En plus des bars, pubs, petites salles, nous avons fait quelques grandes scènes, et deux enregistrements dans des studios professionnels quoique locaux.
Nous nous sommes donc frottés, parfois durement, à toutes sortes d'ingés-son et à toutes sortes de post-traitements.
Il ressort de notre expérience, dans l'immense majorité des cas, que le technicien, pour effectivement contraindre les sons à cohabiter entre eux, taille sauvagement dans les fréquences et élimine tout ce qui interfère. L'opération est généralement réalisée sans nuance et sans égard pour le caractère sonore original des instruments, et si effectivement au final l'ensemble est constitué de fréquences clairement rangées de manière équilibrée sur l'étendue du spectre, la musique en prend un sale coup, les instruments sont plus ou moins méconnaissables, et l'ensemble sonne singulièrement plat et creux, ou au mieux "radiophonique" selon la mode passagère du moment.Tu mets un ingé son aux manettes de l'europe et hop,c'est peace,ca passe tout en douceur et harmoniseur.
Un grand classique était le traitement infligé à l'alto de la violoniste, qu'elle chérit justement pour la magnifique chaleur du son qu'il procure, et qui se retrouvait sonner grosso modo comme une guitare électrique.

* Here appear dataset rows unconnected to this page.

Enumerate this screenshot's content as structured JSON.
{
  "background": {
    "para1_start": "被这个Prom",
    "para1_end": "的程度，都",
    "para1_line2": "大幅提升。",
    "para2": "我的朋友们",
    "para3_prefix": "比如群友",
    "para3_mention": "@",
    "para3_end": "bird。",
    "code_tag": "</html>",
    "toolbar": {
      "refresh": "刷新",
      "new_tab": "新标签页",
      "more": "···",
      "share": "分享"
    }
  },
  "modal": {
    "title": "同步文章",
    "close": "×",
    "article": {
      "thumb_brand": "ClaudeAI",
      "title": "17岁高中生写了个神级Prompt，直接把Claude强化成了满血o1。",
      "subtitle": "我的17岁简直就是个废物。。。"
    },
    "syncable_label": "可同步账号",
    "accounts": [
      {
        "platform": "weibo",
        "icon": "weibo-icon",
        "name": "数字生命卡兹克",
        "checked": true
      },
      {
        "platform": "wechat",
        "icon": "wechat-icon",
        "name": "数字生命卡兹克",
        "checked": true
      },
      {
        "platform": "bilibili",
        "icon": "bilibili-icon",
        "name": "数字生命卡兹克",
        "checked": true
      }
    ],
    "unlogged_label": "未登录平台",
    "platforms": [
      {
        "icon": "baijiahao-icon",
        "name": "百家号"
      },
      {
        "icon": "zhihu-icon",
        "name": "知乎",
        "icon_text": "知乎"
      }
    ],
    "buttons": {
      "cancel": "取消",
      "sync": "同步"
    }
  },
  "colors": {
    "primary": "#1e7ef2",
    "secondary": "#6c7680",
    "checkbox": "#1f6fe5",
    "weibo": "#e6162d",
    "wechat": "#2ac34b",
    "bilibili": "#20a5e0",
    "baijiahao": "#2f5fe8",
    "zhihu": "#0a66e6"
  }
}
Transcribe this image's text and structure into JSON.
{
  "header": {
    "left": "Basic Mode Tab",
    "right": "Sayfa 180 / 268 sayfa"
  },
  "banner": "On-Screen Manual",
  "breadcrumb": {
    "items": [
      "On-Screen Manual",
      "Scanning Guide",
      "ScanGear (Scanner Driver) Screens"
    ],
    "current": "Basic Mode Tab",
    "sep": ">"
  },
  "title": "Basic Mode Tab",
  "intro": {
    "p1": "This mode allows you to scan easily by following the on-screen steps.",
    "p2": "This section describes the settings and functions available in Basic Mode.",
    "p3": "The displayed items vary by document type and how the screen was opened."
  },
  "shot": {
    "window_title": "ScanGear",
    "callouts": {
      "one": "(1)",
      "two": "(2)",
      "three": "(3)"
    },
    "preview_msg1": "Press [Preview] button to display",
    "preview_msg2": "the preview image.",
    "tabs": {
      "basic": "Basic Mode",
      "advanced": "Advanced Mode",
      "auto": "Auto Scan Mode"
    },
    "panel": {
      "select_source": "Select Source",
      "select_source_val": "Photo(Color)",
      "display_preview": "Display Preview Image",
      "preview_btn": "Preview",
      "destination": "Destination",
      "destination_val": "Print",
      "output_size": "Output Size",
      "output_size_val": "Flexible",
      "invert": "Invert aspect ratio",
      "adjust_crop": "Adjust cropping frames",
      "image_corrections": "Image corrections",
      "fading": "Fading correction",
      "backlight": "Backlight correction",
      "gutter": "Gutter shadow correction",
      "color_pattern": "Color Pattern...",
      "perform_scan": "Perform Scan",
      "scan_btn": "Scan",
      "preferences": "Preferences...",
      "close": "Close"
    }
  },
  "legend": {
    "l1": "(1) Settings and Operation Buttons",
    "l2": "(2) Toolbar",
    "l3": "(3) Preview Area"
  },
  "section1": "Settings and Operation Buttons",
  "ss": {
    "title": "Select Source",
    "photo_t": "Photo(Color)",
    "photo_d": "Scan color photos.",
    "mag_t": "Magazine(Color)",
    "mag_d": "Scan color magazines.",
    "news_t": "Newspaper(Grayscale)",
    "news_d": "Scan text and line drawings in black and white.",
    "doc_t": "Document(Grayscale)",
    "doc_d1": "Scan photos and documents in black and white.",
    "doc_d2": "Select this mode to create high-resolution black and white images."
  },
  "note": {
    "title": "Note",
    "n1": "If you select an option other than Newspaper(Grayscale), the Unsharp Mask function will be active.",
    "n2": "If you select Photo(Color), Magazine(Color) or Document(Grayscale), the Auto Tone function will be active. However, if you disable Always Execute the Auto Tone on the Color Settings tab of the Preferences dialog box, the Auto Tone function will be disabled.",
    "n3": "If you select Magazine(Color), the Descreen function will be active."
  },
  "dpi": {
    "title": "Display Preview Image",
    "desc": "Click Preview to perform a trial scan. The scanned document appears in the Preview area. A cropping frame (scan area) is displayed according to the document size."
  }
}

Je vous raconte pas les prises de tête et engueulades lors des balances, les scandales (on ne touche pas à l'égo de ces grands seigneurs, 's'pas...), et par conséquent les basses vengeances au moment du concert...
Donc premièrement, "peace", certainement pas.
Deuxièmement, il nous est arrivé quelques rares fois d'être sonorisés correctement sur des grosses scènes. Donc c'est possible: Nous reconnaissions notre son, notre univers, et finalement, contrairement à toutes les autres occasions citées ci-dessus, notre intention artistique.
L'intention artistique est quelque chose (de primordial) qui prend forme au moment de la composition, que ce soit seul ou en groupe, que ce soit savamment composé ou improvisé.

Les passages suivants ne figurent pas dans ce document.